Our hope was that in five years, a more comprehensive and robust program of support for children and families would be in place, with clear policies and procedures, so that families would find ample support from MED in taking care of the behavioral health and developmental needs of their children.
We expected growing pains, and we expected there would be a need to educate employees about how to use the various programs being developed. We expected a lot of individual work with families to link them with needed services. We expected a need to request changes to SNEA and other processes that would need upper management direction.
What we did not expect was suspicion and animosity from our State Department colleagues and many in the MED leadership. We thought everyone was on board with this new program. But we found that many MED psychiatrists, some members of the Office of Overseas Schools and some within the Family Liaison Office were prepared to torpedo the CFP from the start. I never understood the opposition to the program by members of the Office of Overseas Schools and the Family Liaison Office.
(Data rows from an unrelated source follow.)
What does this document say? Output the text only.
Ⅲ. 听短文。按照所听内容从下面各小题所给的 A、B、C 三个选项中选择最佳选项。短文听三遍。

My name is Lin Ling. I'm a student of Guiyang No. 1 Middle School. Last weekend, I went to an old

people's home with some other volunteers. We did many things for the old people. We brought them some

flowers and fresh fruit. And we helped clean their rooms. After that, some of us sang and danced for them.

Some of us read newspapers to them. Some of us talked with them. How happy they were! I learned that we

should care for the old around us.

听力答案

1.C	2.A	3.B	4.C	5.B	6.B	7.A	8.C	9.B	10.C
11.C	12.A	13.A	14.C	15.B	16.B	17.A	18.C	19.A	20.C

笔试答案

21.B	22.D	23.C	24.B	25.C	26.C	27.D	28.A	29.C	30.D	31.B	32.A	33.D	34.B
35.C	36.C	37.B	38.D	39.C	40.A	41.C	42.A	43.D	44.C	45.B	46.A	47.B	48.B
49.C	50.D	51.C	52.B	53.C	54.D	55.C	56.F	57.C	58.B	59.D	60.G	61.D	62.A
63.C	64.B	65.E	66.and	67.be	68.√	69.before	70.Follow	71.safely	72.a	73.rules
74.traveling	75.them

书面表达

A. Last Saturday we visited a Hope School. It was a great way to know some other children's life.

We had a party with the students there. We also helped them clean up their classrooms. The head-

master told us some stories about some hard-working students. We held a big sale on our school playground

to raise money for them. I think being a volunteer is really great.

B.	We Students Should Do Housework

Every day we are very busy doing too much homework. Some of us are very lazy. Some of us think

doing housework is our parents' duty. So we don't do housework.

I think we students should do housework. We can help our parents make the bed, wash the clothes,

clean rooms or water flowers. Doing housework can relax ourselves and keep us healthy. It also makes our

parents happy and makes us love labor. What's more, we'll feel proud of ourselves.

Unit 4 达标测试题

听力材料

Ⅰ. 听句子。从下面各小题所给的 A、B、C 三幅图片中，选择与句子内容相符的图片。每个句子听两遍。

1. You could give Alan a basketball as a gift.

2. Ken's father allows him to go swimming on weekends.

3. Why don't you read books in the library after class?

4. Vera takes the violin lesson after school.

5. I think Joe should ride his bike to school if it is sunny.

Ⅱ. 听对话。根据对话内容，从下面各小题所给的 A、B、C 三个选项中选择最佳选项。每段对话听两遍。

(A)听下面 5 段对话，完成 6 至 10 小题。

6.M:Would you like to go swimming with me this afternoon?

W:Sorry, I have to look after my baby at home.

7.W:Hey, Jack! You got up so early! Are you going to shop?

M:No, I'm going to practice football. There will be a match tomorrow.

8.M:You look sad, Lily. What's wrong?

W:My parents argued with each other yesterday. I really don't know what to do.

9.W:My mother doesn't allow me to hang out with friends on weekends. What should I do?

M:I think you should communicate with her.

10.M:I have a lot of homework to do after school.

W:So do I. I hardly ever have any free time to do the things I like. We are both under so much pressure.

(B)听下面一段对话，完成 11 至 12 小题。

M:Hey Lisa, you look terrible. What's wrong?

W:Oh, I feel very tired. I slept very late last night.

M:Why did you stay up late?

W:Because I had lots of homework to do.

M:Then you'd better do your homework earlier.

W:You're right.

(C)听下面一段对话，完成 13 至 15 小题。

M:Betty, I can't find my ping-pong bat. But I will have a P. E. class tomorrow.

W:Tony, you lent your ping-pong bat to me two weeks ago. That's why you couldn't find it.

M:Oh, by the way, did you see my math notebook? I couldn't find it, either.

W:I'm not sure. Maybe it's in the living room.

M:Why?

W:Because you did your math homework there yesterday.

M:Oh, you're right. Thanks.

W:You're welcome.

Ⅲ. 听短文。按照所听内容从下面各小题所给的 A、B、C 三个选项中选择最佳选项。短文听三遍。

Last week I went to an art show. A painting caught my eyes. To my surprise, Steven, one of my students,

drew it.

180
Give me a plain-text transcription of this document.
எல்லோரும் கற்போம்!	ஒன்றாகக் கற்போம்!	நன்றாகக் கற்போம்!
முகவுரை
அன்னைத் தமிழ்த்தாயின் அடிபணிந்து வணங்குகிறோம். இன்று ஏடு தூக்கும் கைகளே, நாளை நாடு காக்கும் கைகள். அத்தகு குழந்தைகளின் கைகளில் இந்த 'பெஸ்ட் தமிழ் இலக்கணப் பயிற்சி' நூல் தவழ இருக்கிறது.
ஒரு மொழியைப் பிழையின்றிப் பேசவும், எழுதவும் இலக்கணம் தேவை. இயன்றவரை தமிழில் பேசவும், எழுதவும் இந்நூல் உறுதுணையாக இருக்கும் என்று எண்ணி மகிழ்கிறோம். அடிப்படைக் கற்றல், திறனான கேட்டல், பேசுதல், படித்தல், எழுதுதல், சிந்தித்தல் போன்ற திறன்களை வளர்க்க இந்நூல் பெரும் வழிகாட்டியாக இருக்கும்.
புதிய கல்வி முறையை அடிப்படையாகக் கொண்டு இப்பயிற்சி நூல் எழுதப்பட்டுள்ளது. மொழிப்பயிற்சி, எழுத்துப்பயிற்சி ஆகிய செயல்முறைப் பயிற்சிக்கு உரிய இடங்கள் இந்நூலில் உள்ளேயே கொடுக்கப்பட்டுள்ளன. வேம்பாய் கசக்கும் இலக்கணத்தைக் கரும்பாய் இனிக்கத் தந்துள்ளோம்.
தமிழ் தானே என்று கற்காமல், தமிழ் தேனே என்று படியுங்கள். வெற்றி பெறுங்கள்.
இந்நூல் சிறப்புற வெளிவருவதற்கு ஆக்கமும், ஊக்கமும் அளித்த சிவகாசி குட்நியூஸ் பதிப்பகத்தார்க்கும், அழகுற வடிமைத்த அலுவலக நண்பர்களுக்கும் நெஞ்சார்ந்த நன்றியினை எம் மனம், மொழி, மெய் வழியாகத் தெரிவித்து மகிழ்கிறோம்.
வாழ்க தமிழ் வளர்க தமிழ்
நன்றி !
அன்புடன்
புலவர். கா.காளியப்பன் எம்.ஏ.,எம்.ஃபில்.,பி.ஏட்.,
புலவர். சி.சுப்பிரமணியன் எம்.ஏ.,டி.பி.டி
We had been told when we began that the CFP was part of a strategic initiative developed by MED and upper State Department management that was intended to consolidate support services for Foreign Service children and their parents living abroad: the SNEA process, the child educational clearance and child mental health clearance process, and the medical evacuation process for children and teens.
By 2015, three of the psychiatrists who were opposed to the CFP functioning as a comprehensive support program ended up having leadership roles in MED. Dr. Stephen Young took over as the director of mental health. Dr. Kathy Gallardo took over as deputy director of mental health, and Dr. Aleen Grabow was brought in as a child psychiatric consultant. Together, they worked toward limiting the scope of the CFP, limiting the SNEA program and reducing the opportunities for families with disabled children through more restrictive use of child mental health clearances.
Within a year of their tenure in leadership, we lost our child psychiatrist director, the two child psychologists and one clinical social worker. I and the other providers left because Drs. Young and Gallardo changed the mission and scope of the CFP. It became an unpleasant place in which to work, with the emphasis being on clearances and restricting access to SNEA. Support for families was no longer the focus. Rather, support services were being cut and the clearance process was being used to restrict the opportunities of those with disabled children.
The program is now a skeleton of what it was previously, with only one social worker, one child psychologist and one retired Foreign Service psychiatrist. Telemedicine is forbidden. The program now basically performs an administrative function, processing clearances and SNEA requests.
This was a very sad, missed opportunity for the Department of State to support their employees with families abroad. I hope for the sake of State Department families that the idea of the Child and Family Program can be revived. But, if so, it will need fullthroated support from upper management so that it cannot be subverted by those with a different agenda.